Combining the disciplines of microbiology, molecular and cell biology, and physiology, Dr. Fasano’s research focuses on the crosstalk between enteric pathogens and their hosts. Through his earlier work Dr. Fasano has elucidated various intracellular signaling pathways that govern eukaryotic cell functions.
Through the discovery of a new enterotoxin named Zot (Zonula occludens toxin) in the late 1980s, Dr. Fasano and his colleagues began the study of the mechanism of action that involves the modulation of intercellular “tight junctions.” A series of seminal discoveries clarified that the paracellular space is not completely sealed, as previously believed, but is rather a sophisticated network of proteins forming tight junctions (TJ).
The discovery of Zot shed light on the modulation of TJ and led to the discovery of several other toxins that affect the paracellular pathway, opening new paradigms for bacterial pathogenesis. Several years later, the Fasano team discovered zonulin, a Zot mammalian analogue involved in the regulation of TJ. Safety and efficacy testing of a zonulin inhibitor, Larazotide acetate, has been completed and phase 2B clinical trials are currently under way.
The Fasano lab has a major research interest in the pathophysiology of the paracelluar pathway and the structural changes of cell cytoskeleton and TJ induced by zonulin, its prokaryotic analogue Zot, and gluten peptides. Research conducted and reviewed by the Fasano group has linked many autoimmune diseases, including type 1 diabetes, multiple sclerosis, rheumatoid arthritis, ankylosing sponditis, IgA nephropathy, and inflammatory bowel diseases to the common denominator of aberrant intestinal permeability
Current research directed by Dr. Fasano encompasses both basic science focused on bacterial pathogenesis, gut microbiome and intestinal mucosal biology, and translational science focused on interventional clinical trials in autoimmune and inflammatory diseases, including celiac disease and asthma. Researchers are looking at how qualitative or quantitative defects in the regulation of the immune system and the role of dysbiosis can lead to the onset and progression of celiac disease and other autoimmune disorders. One objective of the Fasano lab is to understand the molecular mechanisms of the host’s functional and immune response to specific microorganisms.

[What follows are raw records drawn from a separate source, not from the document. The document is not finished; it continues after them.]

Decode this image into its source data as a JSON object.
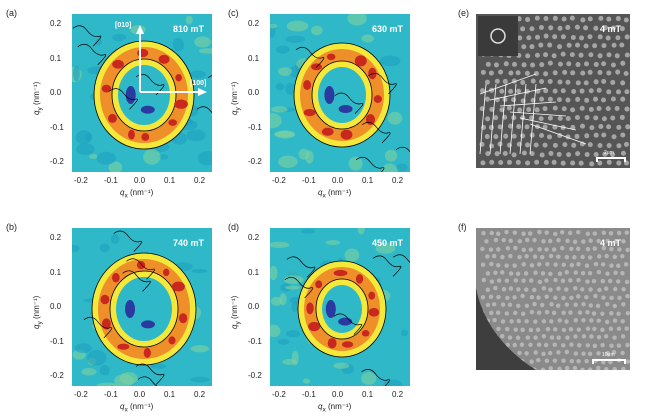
{
  "panels": [
    {
      "label": "(a)",
      "field": "810 mT",
      "arrow_y": "[010]",
      "arrow_x": "[100]"
    },
    {
      "label": "(c)",
      "field": "630 mT"
    },
    {
      "label": "(b)",
      "field": "740 mT"
    },
    {
      "label": "(d)",
      "field": "450 mT"
    }
  ],
  "axes": {
    "xlabel_q": "q",
    "xlabel_sub": "x",
    "xlabel_unit": "(nm⁻¹)",
    "ylabel_q": "q",
    "ylabel_sub": "y",
    "ylabel_unit": "(nm⁻¹)",
    "xticks": [
      "-0.2",
      "-0.1",
      "0.0",
      "0.1",
      "0.2"
    ],
    "yticks": [
      "0.2",
      "0.1",
      "0.0",
      "-0.1",
      "-0.2"
    ]
  },
  "micrographs": [
    {
      "label": "(e)",
      "field": "4 mT",
      "scale": "2μm"
    },
    {
      "label": "(f)",
      "field": "4 mT",
      "scale": "10μm"
    }
  ],
  "colors": {
    "bg": "#2fb8c8",
    "yellow": "#f4e83a",
    "orange": "#ef8f2a",
    "red": "#c8281e",
    "blue": "#2a3aa0"
  }
}
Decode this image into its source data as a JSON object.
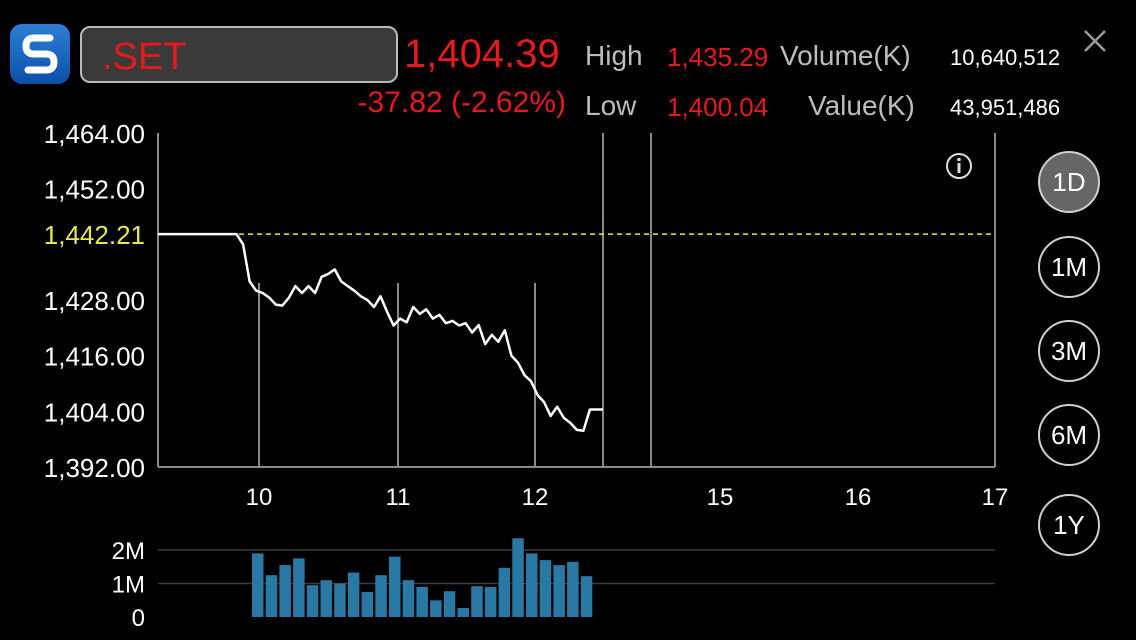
{
  "header": {
    "symbol": ".SET",
    "last": "1,404.39",
    "change": "-37.82 (-2.62%)",
    "high_label": "High",
    "high": "1,435.29",
    "low_label": "Low",
    "low": "1,400.04",
    "volume_label": "Volume(K)",
    "volume": "10,640,512",
    "value_label": "Value(K)",
    "value": "43,951,486"
  },
  "ranges": [
    "1D",
    "1M",
    "3M",
    "6M",
    "1Y"
  ],
  "active_range": "1D",
  "colors": {
    "accent": "#e8191d",
    "ref_line": "#e8e84a",
    "volume_bar": "#2a78a4"
  },
  "chart_data": [
    {
      "type": "line",
      "y_ticks": [
        "1,464.00",
        "1,452.00",
        "1,428.00",
        "1,416.00",
        "1,404.00",
        "1,392.00"
      ],
      "ref_label": "1,442.21",
      "ref_value": 1442.21,
      "x_ticks": [
        "10",
        "11",
        "12",
        "15",
        "16",
        "17"
      ],
      "ylim": [
        1392,
        1464
      ],
      "series": [
        {
          "values": [
            1442.2,
            1442.2,
            1442.2,
            1442.2,
            1442.2,
            1442.2,
            1442.2,
            1442.2,
            1442.2,
            1442.2,
            1442.2,
            1442.2,
            1442.2,
            1440,
            1432,
            1430,
            1429.5,
            1428.5,
            1427,
            1426.8,
            1428.5,
            1431,
            1429.5,
            1431,
            1429.5,
            1433,
            1433.6,
            1434.6,
            1432,
            1431,
            1430,
            1428.8,
            1428,
            1426.5,
            1428.8,
            1425.5,
            1422.5,
            1424,
            1423.2,
            1426.5,
            1425,
            1426,
            1424,
            1424.8,
            1423,
            1423.5,
            1422.5,
            1423,
            1421,
            1422.6,
            1418.5,
            1420.5,
            1419,
            1421.5,
            1416,
            1414.5,
            1411.8,
            1410.5,
            1407.5,
            1406,
            1403,
            1405,
            1402.6,
            1401.5,
            1400,
            1399.8,
            1404.4,
            1404.4,
            1404.4
          ]
        }
      ]
    },
    {
      "type": "bar",
      "y_ticks": [
        "2M",
        "1M",
        "0"
      ],
      "ylim": [
        0,
        2.3
      ],
      "series": [
        {
          "values": [
            1.9,
            1.25,
            1.55,
            1.75,
            0.95,
            1.1,
            1.0,
            1.33,
            0.75,
            1.25,
            1.8,
            1.1,
            0.9,
            0.5,
            0.77,
            0.27,
            0.92,
            0.9,
            1.47,
            2.35,
            1.9,
            1.7,
            1.55,
            1.65,
            1.22
          ]
        }
      ]
    }
  ]
}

This includes in-depth studies of bacteria-host interactions of three major gram negative bacterial human pathogens, including Helicobacter pylori, Salmonella enterica serovar Typhi, and Shigella dysenteriae-1, each primarily affecting a distinct major segment of the GI tract (i.e., the stomach, ileum and colon, respectively). Using new methodologies to study, in vitro and ex vivo, it is hoped that this interplay between microorganisms and host will shed light on clinical condtions in which this interplay may lead to disease status.

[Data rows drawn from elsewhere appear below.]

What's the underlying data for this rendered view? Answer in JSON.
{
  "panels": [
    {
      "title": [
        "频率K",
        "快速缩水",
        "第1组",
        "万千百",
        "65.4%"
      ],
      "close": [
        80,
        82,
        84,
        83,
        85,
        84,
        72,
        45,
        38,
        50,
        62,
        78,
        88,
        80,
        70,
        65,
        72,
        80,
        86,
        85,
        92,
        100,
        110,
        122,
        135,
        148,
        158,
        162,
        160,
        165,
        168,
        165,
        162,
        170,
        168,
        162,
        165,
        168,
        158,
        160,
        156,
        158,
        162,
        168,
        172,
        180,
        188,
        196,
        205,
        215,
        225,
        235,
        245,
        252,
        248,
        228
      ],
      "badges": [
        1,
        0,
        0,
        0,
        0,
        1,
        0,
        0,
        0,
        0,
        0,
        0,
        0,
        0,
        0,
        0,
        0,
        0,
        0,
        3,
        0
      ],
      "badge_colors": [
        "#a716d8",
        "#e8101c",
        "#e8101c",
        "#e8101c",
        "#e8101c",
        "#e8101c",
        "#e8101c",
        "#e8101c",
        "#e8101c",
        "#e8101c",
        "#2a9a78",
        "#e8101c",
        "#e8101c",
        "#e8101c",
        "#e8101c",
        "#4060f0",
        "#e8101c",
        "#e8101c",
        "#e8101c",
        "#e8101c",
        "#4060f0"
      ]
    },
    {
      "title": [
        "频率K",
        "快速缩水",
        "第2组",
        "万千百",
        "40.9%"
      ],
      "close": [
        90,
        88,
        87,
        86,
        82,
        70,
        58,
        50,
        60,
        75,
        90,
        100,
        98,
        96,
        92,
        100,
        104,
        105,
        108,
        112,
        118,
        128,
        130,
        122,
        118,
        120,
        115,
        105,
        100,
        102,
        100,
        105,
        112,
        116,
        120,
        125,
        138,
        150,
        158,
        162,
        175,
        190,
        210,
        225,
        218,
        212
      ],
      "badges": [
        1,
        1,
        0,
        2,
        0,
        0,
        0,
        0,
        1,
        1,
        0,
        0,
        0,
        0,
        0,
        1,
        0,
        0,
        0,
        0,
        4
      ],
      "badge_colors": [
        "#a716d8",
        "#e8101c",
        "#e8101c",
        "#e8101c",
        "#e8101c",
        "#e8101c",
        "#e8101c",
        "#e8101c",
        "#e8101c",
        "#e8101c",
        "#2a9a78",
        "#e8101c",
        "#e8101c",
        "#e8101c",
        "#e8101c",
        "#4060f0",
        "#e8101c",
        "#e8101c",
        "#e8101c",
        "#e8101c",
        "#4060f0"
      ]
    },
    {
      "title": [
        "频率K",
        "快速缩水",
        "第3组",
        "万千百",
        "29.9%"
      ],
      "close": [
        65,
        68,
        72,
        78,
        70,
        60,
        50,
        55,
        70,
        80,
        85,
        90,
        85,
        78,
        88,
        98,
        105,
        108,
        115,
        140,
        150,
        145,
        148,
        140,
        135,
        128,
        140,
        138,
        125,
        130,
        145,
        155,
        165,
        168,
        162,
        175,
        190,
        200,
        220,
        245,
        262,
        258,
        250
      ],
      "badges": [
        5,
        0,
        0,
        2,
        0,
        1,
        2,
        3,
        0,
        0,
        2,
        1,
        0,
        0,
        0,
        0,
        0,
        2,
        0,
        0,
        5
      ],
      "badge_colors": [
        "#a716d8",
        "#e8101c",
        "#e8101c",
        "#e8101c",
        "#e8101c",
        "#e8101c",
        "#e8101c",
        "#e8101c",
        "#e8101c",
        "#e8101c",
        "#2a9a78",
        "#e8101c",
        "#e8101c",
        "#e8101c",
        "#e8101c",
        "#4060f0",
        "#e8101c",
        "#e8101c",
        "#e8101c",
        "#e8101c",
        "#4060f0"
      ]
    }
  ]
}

Through earlier work at the Center for Celiac Research at the University of Maryland School of Medicine, Dr. Fasano established that celiac disease affects approximately one percent of the U.S. population, a significantly higher number than previously believed. Work from the Center for Celiac Research has also recently identified molecular differences between celiac disease and gluten sensitivity, a newly defined condition on the spectrum of gluten-related disorders.

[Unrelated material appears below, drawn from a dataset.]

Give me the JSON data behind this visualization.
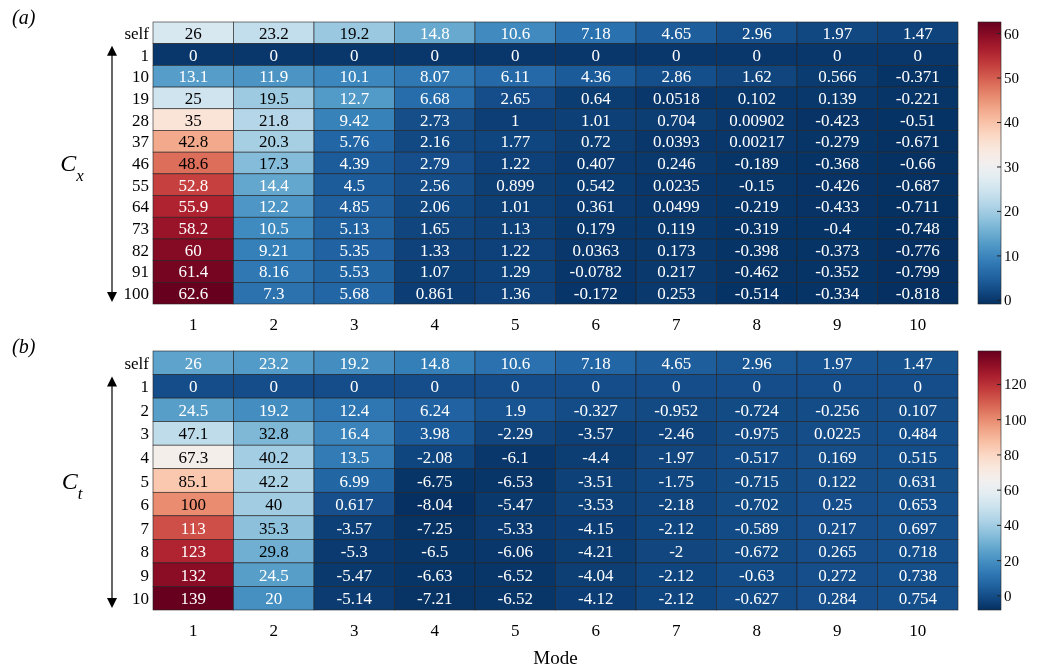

The Fasano lab is currently investigating the composition and changes in the gastrointestinal microbiota to help determine why some individuals with an inherited predisposition to celiac disease develop clinical disease while others do not. International collaborators with the Fasano lab are also investigating the role of the timing of gluten introduction to infants in the development of celiac disease and working to uncover a biomarker and to develop a diagnostic tool for gluten sensitivity. Dr. Fasano is also pursuing possible links between gluten-related disorders and conditions such as schizophrenia and Autism Spectrum Disorder in certain subgroups of patients.